In this paper we show how to efficiently implement parallel discrete simulations on multicore and GPU architectures through a real example of an application: a cellular automata model of laser dynamics. We describe the techniques employed to build and optimize the implementations using OpenMP and CUDA frameworks. We have evaluated the performance on two different hardware platforms that represent different target market segments: high-end platforms for scientific computing, using an Intel Xeon Platinum 8259CL server with 48 cores, and also an NVIDIA Tesla V100 GPU, both running on Amazon Web Server (AWS) Cloud; and on a consumer-oriented platform, using an Intel Core i9 9900k CPU and an NVIDIA GeForce GTX 1050 TI GPU. Performance results were compared and analyzed in detail.
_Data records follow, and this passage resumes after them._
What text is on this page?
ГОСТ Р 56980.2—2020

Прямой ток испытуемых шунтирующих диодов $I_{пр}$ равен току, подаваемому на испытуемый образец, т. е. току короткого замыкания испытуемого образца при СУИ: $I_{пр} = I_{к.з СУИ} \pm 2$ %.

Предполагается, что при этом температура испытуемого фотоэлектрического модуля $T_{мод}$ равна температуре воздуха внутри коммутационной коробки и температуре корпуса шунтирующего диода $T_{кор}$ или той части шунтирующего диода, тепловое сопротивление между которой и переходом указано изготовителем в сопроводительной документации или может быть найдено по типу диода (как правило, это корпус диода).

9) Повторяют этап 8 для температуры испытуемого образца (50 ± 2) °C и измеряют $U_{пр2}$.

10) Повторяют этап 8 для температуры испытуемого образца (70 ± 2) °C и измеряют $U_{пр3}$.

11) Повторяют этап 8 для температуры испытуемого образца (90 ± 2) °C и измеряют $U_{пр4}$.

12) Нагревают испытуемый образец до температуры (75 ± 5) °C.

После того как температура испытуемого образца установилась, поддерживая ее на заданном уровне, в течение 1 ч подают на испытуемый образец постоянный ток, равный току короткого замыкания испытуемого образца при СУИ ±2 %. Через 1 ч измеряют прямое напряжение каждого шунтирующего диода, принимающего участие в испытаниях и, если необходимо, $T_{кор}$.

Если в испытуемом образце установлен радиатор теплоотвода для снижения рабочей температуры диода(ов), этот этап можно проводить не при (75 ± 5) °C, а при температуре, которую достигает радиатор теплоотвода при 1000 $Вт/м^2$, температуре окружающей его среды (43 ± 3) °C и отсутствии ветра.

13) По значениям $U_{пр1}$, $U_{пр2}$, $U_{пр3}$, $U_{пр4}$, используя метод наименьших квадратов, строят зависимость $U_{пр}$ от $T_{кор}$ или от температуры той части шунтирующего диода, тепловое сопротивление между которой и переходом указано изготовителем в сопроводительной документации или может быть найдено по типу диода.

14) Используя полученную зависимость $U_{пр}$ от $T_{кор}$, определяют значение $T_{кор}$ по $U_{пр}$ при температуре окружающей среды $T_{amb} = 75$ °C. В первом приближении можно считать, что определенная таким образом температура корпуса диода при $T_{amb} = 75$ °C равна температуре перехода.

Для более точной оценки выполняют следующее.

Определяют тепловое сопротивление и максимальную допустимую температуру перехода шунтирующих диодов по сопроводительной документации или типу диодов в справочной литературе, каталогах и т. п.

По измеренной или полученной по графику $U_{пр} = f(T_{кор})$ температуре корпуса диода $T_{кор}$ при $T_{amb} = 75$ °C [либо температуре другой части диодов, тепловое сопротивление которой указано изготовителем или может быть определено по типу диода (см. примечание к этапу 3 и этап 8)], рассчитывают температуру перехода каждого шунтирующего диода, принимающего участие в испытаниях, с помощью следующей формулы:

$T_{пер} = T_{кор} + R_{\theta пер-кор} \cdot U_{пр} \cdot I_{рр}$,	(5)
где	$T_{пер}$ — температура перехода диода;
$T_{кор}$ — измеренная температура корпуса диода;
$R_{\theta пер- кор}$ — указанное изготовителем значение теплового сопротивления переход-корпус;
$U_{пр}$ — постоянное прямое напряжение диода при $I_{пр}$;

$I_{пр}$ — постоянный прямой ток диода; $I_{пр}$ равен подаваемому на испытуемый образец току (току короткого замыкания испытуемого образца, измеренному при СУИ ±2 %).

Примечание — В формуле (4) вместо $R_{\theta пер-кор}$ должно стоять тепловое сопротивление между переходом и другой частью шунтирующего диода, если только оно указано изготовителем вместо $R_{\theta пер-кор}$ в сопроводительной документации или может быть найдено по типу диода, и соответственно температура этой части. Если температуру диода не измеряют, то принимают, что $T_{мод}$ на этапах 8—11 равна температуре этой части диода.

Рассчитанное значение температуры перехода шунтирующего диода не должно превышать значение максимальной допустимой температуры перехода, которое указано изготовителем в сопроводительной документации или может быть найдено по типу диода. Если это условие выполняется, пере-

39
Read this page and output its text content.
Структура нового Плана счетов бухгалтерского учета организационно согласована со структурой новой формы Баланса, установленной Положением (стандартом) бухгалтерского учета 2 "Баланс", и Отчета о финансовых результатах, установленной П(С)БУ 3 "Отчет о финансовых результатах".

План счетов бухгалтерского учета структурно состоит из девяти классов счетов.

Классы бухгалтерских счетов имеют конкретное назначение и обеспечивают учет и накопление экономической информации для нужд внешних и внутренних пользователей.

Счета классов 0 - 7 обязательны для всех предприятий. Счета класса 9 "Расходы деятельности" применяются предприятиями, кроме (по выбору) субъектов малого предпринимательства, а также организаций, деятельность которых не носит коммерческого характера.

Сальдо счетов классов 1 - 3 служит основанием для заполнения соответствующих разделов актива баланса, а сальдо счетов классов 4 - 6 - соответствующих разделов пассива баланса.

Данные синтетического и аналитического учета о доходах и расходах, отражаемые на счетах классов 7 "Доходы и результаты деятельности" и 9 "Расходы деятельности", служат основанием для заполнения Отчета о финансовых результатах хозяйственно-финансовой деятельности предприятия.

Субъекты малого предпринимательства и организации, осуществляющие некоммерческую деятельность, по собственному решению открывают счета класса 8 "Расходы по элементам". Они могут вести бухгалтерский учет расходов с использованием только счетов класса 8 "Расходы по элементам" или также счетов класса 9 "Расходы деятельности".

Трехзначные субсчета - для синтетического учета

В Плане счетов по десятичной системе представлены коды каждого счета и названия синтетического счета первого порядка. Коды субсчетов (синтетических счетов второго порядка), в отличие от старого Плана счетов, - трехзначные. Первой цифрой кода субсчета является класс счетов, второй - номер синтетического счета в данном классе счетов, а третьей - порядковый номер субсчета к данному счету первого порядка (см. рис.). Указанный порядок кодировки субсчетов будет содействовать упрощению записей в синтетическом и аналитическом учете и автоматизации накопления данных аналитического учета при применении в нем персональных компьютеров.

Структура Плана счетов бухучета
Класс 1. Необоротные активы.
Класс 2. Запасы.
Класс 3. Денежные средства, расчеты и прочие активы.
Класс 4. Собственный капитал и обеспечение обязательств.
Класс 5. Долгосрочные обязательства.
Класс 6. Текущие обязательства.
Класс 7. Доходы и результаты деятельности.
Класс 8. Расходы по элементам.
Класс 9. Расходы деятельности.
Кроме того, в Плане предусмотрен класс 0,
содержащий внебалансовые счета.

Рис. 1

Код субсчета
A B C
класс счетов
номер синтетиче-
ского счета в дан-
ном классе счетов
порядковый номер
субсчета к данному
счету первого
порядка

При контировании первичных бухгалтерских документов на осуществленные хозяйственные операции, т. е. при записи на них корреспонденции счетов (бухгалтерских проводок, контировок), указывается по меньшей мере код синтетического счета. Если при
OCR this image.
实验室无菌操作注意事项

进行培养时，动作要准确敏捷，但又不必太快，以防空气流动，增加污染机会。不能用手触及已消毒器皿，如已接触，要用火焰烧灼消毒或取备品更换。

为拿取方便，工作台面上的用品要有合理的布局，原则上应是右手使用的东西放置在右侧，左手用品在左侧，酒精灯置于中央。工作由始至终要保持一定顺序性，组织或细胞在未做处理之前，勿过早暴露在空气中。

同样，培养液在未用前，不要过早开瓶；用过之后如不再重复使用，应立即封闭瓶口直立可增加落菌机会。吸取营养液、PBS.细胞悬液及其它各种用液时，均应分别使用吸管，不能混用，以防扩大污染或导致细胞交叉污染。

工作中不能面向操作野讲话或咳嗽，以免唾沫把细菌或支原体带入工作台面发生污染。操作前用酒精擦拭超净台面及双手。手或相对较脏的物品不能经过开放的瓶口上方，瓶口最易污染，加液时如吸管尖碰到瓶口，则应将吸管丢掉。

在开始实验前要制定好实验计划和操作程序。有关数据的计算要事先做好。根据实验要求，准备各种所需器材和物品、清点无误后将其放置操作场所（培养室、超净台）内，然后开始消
We show that excellent performance and scalability can be obtained in both platforms, and we extract some important issues that imply a performance degradation for them. We also found that current multicore CPUs with large core numbers can bring a performance very near to that of GPUs, and even identical in some cases.

Highlights

  • Discrete simulation methods encompass a family of modeling techniques which employ entities that inhabit discrete states and evolve in discrete time steps

  • We present parallel implementations for multicore CPUs and for graphics processing units (GPUs) of the cellular automaton model of laser dynamics introduced by Guisado et al [16,17,18]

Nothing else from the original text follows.